When the Home Ministry (roughly the equivalent of the Department of the Interior) cleaned out 150,000 files, they found some that went back to the British Raj. Then they allegedly compiled a list of bureaucrats known to frequent golf courses and stay at five-star hotels and sent it to the prime minister’s office. It seems to be working. About 200 babus were members of the elite Delhi Golf Club. Many have now resigned from the club and others are teeing off at 5:30 a.m. The prime minister is given to calling ministers on their landlines just to make sure they are in their offices.

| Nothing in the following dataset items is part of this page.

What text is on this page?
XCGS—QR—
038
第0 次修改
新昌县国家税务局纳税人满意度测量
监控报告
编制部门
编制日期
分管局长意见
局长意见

Barack Obama is totally uninterested in managing the government he heads. That’s why he only finds out about, say, the mess at the Veterans Administration when he reads about it in the papers. But that’s part of the president’s job whether he likes it or not. And Republican presidential hopefuls for 2016 would be well advised to take a leaf from Modi’s playbook. The federal bureaucracy is nowhere near as corrupt, convoluted, rule-ridden, and slothful as the Indian one, which is the gold standard of bureaucratic inertia and dysfunction. But it is corrupt, convoluted, rule-ridden, and slothful enough. The federal government was last fundamentally reorganized in the late 1940s and early 1950s by the Hoover Commissions. The world has changed profoundly in the last sixty years and the government has not. Promising thoroughgoing government reform and reorganization, while riding herd on the bureaucracy, is a winning issue.